Hija del alcohol

Sentí la necesidad de hablar acerca de este tema al no encontrar información acerca de este. Y no le refiero a información «técnica» sino, simplemente, historias parecidas.

No recuerdo cuando fue que empezó todo pero sí recuerdo lo que sentía: miedo, angustia, tristeza y enojo. ¿Cómo es que siendo la persona que más ama ese ser, te haga sentir esas cosas tan feas? Fácil, es un adicto. Como cualquiera puede serlo, por ejemplo, con Netflix. Tratamos de dejar de ver una serie pero seguimos haciéndolo sin importar los deberes que tengamos. Aunque claro Netflix solo hace que te desveles mientras que el alcohol hace que pierdas cordura, dinero y personas que te aman.
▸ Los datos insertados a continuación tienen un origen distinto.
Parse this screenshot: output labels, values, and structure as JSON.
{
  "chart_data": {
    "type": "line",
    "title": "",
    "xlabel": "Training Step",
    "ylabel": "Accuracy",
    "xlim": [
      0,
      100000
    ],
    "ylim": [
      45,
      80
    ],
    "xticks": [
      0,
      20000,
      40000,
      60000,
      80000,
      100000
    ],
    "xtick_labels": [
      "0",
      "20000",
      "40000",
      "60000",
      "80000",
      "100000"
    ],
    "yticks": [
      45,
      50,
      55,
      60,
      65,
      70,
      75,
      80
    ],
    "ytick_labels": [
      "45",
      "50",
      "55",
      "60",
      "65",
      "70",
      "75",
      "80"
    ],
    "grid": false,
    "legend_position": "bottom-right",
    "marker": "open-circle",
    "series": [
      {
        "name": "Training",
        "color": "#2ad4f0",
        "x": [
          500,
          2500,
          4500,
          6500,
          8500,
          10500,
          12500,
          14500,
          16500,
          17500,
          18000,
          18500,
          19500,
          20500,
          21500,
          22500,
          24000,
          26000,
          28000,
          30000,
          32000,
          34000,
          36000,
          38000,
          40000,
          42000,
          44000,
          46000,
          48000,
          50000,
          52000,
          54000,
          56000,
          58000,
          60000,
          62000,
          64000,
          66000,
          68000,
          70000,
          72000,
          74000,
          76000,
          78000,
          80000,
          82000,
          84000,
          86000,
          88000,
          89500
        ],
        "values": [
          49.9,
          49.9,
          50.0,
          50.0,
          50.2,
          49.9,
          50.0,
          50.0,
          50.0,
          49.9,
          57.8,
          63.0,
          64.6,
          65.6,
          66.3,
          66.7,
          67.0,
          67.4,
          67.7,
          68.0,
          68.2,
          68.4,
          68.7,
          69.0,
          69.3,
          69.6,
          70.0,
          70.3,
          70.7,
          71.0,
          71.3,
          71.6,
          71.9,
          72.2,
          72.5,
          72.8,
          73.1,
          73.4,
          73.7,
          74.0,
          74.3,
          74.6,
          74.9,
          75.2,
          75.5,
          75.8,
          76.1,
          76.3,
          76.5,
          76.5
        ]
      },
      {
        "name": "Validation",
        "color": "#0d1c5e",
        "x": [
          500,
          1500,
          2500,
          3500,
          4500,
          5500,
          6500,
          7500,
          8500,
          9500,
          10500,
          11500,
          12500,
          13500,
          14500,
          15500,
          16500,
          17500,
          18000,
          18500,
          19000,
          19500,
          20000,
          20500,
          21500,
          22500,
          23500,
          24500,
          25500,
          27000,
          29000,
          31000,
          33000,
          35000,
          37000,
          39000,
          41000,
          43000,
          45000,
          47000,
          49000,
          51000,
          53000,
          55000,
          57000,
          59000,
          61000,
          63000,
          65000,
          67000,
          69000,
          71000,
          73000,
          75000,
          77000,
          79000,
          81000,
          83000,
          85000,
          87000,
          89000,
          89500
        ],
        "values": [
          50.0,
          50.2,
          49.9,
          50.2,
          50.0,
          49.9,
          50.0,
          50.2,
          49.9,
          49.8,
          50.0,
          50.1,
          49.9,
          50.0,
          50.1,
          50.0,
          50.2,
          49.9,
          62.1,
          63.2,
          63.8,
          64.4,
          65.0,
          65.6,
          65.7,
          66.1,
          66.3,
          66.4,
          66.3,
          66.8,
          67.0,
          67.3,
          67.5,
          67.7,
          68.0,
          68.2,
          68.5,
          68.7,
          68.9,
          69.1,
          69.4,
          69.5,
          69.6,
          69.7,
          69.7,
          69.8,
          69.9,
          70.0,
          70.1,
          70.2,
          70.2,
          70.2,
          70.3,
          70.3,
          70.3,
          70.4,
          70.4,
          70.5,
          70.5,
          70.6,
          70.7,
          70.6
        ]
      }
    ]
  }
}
Y como hija de un alcohólico también te puedes hacer adicta a la enfermedad. Preguntándote, ¿por qué no me escribe?, ¿estará bien?, ¿con quién estará?, ¿se acordará de pagar la escuela?, etc. Estas son preguntas que lamentablemente me hago casi a diario o por lo menos entre semana.

Me enoja que mi papá no quiera hacer el cambio por él; que no le importe su salud y se la viva tomando o dormido; que todos sus negocios sean producto de borracheras o «comidas». Me da tristeza ver que no quiere cambiar; sus promesas no valen; que mienta aún así cuando las pruebas están en su contra; que solo me de cosas materiales; cuando está conmigo se la viva en el celular y no haga caso a mis historias. ¡Wow, no pensé que fueran tantas cosas!

Es increíble que lo que más eh querido para Navidad o mi cumpleaños sea que mi papá este sobrio. ¿Por qué tengo que pedir semejante cosa cuando mis amigos lo tienen 24/7? ¿Por qué me siento mal cuando me regala algo solo para cubrir sus errores? ¿Por qué lo veo normal? Esto no es normal. Es increíble la facilidad con la que empiezas a mentir para cubrirlo, las veces que aprovechas para pedir cosas materiales, lo raro que es para ti disfrutar salir.

Es cierto que mi familia es funcional porque no eh muerto y sigo aquí. Pero es horrible que cada vez que es Lunes sientas que tu mundo se viene a bajo porque la semana y el alcohol volvieron a tocar a tu puerta.

Este no es un post o historia para solucionarte la vida aunque por lo menos salvará algo de la mía. Ya no tengo esperanzas en ti pero si en mi. Si quieres hacer este cambio, papá, adelante te ayudo. Pero tengo que ser libre y empezar a ver por mi.